The Divan Japonais, a cabaret in Montmartre, an artists' quarter in Paris, was newly redecorated in 1893 with fashionable Japanese motifs and lanterns. Its owner, Édouard Fournier, commissioned this poster—depicting singers, dancers, and patrons—from Toulouse-Lautrec to attract customers to the opening of his nightclub. In the immediate foreground, Toulouse-Lautrec depicts two of his good friends in the audience: on the right, Édouard Dujardin, an art critic and founder of the literary journal Revue wagnérienne, and, at the center, the famous cancan dancer Jane Avril, whose elegant black silhouette dominates the scene. In the background, another well-known entertainer of the period, the singer Yvette Guilbert, performs on stage. Although her head is abruptly cropped in this composition—reflecting the influence of photography and Japanese prints—Guilbert was immediately known to contemporary patrons by the dramatic gesture of her signature long black gloves.
Lithographed posters proliferated during the 1890s due to technical advances in color printing and the relaxation of laws restricting the placement of posters. Dance halls, café-concerts, and festive street life invigorated nighttime activities. Toulouse-Lautrec's brilliant posters, made as advertisements, captured the vibrant appeal of the prosperous Belle Époque.
Publication excerpt from The Museum of Modern Art, MoMA Highlights, New York: The Museum of Modern Art, revised 2004, originally published 1999, p. 41.
Though poor health and hard living led to his untimely death at 36, Henri de Toulouse-Lautrec became the de facto chronicler of Parisian nightlife during a career that lasted just over a decade. He was a fixture at the cabarets, dance halls, and theaters of Montmartre, a working-class neighborhood home to many artists. In paintings, drawings, prints, and, especially, posters, he captured the atmosphere and denizens of this nighttime world, and promoted its entertainers as celebrities.
Toulouse-Lautrec eventually established himself as the premier poster artist of Paris. So when Édouard Fournier re-opened his Divan Japonais cabaret after a refurbishment, he commissioned the artist to help him spread the word.

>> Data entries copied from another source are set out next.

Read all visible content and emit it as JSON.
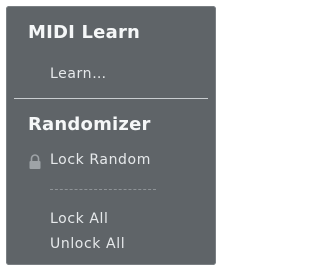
{
  "menu": {
    "midi_learn": {
      "title": "MIDI Learn",
      "learn_label": "Learn…"
    },
    "randomizer": {
      "title": "Randomizer",
      "lock_random_label": "Lock Random",
      "lock_all_label": "Lock All",
      "unlock_all_label": "Unlock All"
    },
    "icons": {
      "lock_random": "lock-icon"
    },
    "colors": {
      "background": "#5f6468",
      "text": "#eef1f3",
      "separator": "#c9cdd0"
    }
  }
}
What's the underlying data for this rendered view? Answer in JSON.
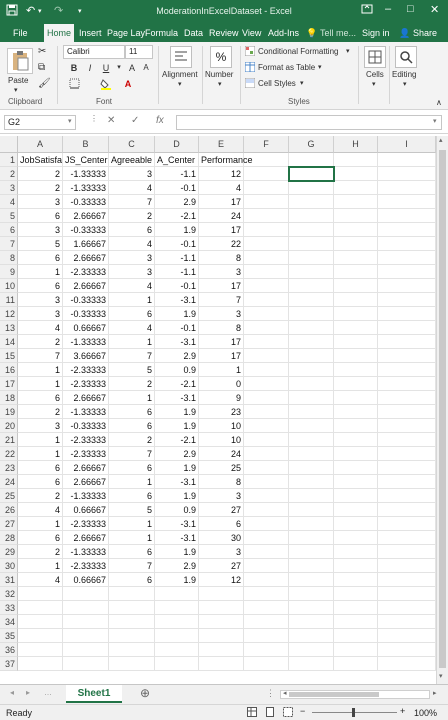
{
  "window": {
    "title": "ModerationInExcelDataset - Excel",
    "sign_in": "Sign in",
    "share": "Share"
  },
  "tabs": [
    "File",
    "Home",
    "Insert",
    "Page Lay",
    "Formula",
    "Data",
    "Review",
    "View",
    "Add-Ins",
    "Tell me..."
  ],
  "ribbon": {
    "paste_label": "Paste",
    "font_name": "Calibri",
    "font_size": "11",
    "bold": "B",
    "italic": "I",
    "underline": "U",
    "alignment_label": "Alignment",
    "number_label": "Number",
    "number_symbol": "%",
    "conditional_formatting": "Conditional Formatting",
    "format_as_table": "Format as Table",
    "cell_styles": "Cell Styles",
    "cells_label": "Cells",
    "editing_label": "Editing",
    "groups": {
      "clipboard": "Clipboard",
      "font": "Font",
      "styles": "Styles"
    }
  },
  "formula_bar": {
    "name_box": "G2",
    "cancel": "✕",
    "enter": "✓",
    "fx": "fx",
    "value": ""
  },
  "grid": {
    "columns": [
      "A",
      "B",
      "C",
      "D",
      "E",
      "F",
      "G",
      "H",
      "I"
    ],
    "headers": [
      "JobSatisfa",
      "JS_Center",
      "Agreeable",
      "A_Center",
      "Performance"
    ],
    "rows": [
      [
        "2",
        "-1.33333",
        "3",
        "-1.1",
        "12"
      ],
      [
        "2",
        "-1.33333",
        "4",
        "-0.1",
        "4"
      ],
      [
        "3",
        "-0.33333",
        "7",
        "2.9",
        "17"
      ],
      [
        "6",
        "2.66667",
        "2",
        "-2.1",
        "24"
      ],
      [
        "3",
        "-0.33333",
        "6",
        "1.9",
        "17"
      ],
      [
        "5",
        "1.66667",
        "4",
        "-0.1",
        "22"
      ],
      [
        "6",
        "2.66667",
        "3",
        "-1.1",
        "8"
      ],
      [
        "1",
        "-2.33333",
        "3",
        "-1.1",
        "3"
      ],
      [
        "6",
        "2.66667",
        "4",
        "-0.1",
        "17"
      ],
      [
        "3",
        "-0.33333",
        "1",
        "-3.1",
        "7"
      ],
      [
        "3",
        "-0.33333",
        "6",
        "1.9",
        "3"
      ],
      [
        "4",
        "0.66667",
        "4",
        "-0.1",
        "8"
      ],
      [
        "2",
        "-1.33333",
        "1",
        "-3.1",
        "17"
      ],
      [
        "7",
        "3.66667",
        "7",
        "2.9",
        "17"
      ],
      [
        "1",
        "-2.33333",
        "5",
        "0.9",
        "1"
      ],
      [
        "1",
        "-2.33333",
        "2",
        "-2.1",
        "0"
      ],
      [
        "6",
        "2.66667",
        "1",
        "-3.1",
        "9"
      ],
      [
        "2",
        "-1.33333",
        "6",
        "1.9",
        "23"
      ],
      [
        "3",
        "-0.33333",
        "6",
        "1.9",
        "10"
      ],
      [
        "1",
        "-2.33333",
        "2",
        "-2.1",
        "10"
      ],
      [
        "1",
        "-2.33333",
        "7",
        "2.9",
        "24"
      ],
      [
        "6",
        "2.66667",
        "6",
        "1.9",
        "25"
      ],
      [
        "6",
        "2.66667",
        "1",
        "-3.1",
        "8"
      ],
      [
        "2",
        "-1.33333",
        "6",
        "1.9",
        "3"
      ],
      [
        "4",
        "0.66667",
        "5",
        "0.9",
        "27"
      ],
      [
        "1",
        "-2.33333",
        "1",
        "-3.1",
        "6"
      ],
      [
        "6",
        "2.66667",
        "1",
        "-3.1",
        "30"
      ],
      [
        "2",
        "-1.33333",
        "6",
        "1.9",
        "3"
      ],
      [
        "1",
        "-2.33333",
        "7",
        "2.9",
        "27"
      ],
      [
        "4",
        "0.66667",
        "6",
        "1.9",
        "12"
      ]
    ],
    "row_count": 37,
    "selected_cell": "G2"
  },
  "sheets": [
    "Sheet1"
  ],
  "status": {
    "ready": "Ready",
    "zoom": "100%",
    "zoom_minus": "−",
    "zoom_plus": "+"
  },
  "colors": {
    "accent": "#217346"
  }
}
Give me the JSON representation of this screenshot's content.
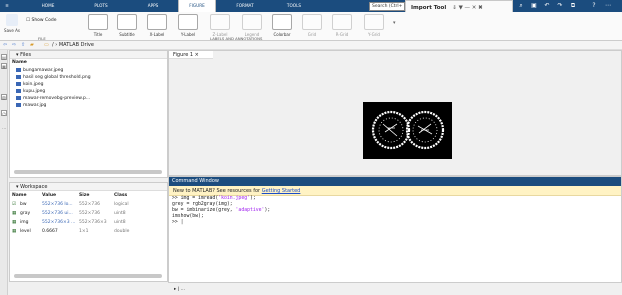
{
  "tabs": [
    "HOME",
    "PLOTS",
    "APPS",
    "FIGURE",
    "FORMAT",
    "TOOLS"
  ],
  "search_text": "Search (Ctrl+",
  "import_tool": {
    "label": "Import Tool",
    "controls": "⇓  ▼  —  ✕  ✖"
  },
  "ribbon": {
    "save_as": "Save As",
    "show_code": "Show Code",
    "buttons": [
      "Title",
      "Subtitle",
      "X-Label",
      "Y-Label",
      "Z-Label",
      "Legend",
      "Colorbar",
      "Grid",
      "R-Grid",
      "Y-Grid"
    ],
    "group_file": "FILE",
    "group_labels": "LABELS AND ANNOTATIONS"
  },
  "address": "/ › MATLAB Drive",
  "files": {
    "title": "Files",
    "col_name": "Name",
    "items": [
      "bungamawar.jpeg",
      "hasil seg global threshold.png",
      "koin.jpeg",
      "kupu.jpeg",
      "mawar-removebg-preview.p...",
      "mawar.jpg"
    ]
  },
  "figure": {
    "tab": "Figure 1 ×"
  },
  "workspace": {
    "title": "Workspace",
    "headers": [
      "Name",
      "Value",
      "Size",
      "Class"
    ],
    "rows": [
      {
        "name": "bw",
        "value": "552×736 lo...",
        "size": "552×736",
        "cls": "logical"
      },
      {
        "name": "gray",
        "value": "552×736 ui...",
        "size": "552×736",
        "cls": "uint8"
      },
      {
        "name": "img",
        "value": "552×736×3 ...",
        "size": "552×736×3",
        "cls": "uint8"
      },
      {
        "name": "level",
        "value": "0.6667",
        "size": "1×1",
        "cls": "double"
      }
    ]
  },
  "command": {
    "title": "Command Window",
    "banner_prefix": "New to MATLAB? See resources for ",
    "banner_link": "Getting Started",
    "lines": [
      {
        "pre": ">> img = imread(",
        "str": "'koin.jpeg'",
        "post": ");"
      },
      {
        "pre": "grey = rgb2gray(img);",
        "str": "",
        "post": ""
      },
      {
        "pre": "bw = imbinarize(grey, ",
        "str": "'adaptive'",
        "post": ");"
      },
      {
        "pre": "imshow(bw);",
        "str": "",
        "post": ""
      },
      {
        "pre": ">> |",
        "str": "",
        "post": ""
      }
    ]
  },
  "status": "▸ | ...",
  "colors": {
    "accent": "#1b4c7e",
    "banner": "#fff3c4",
    "link": "#1a4cc9"
  }
}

Toulouse-Lautrec made Divan Japonais, a poster that opens onto the cabaret’s lively interior. Into this space he set three figures, each one a good friend of his and a prominent, widely recognized member of the Parisian performance and literary scene. At the center of the composition sits the slender Jane Avril, a famous cancan dancer. To her right, his yellow beard mingling with his ruffled cravat, is art critic and literary journal founder Édouard Dujardin. In the far background, the singer Yvette Guilbert performs on stage. Though Toulouse-Lautrec cropped her head out of the frame, viewers would immediately recognize the long, black gloves as her signature accessory.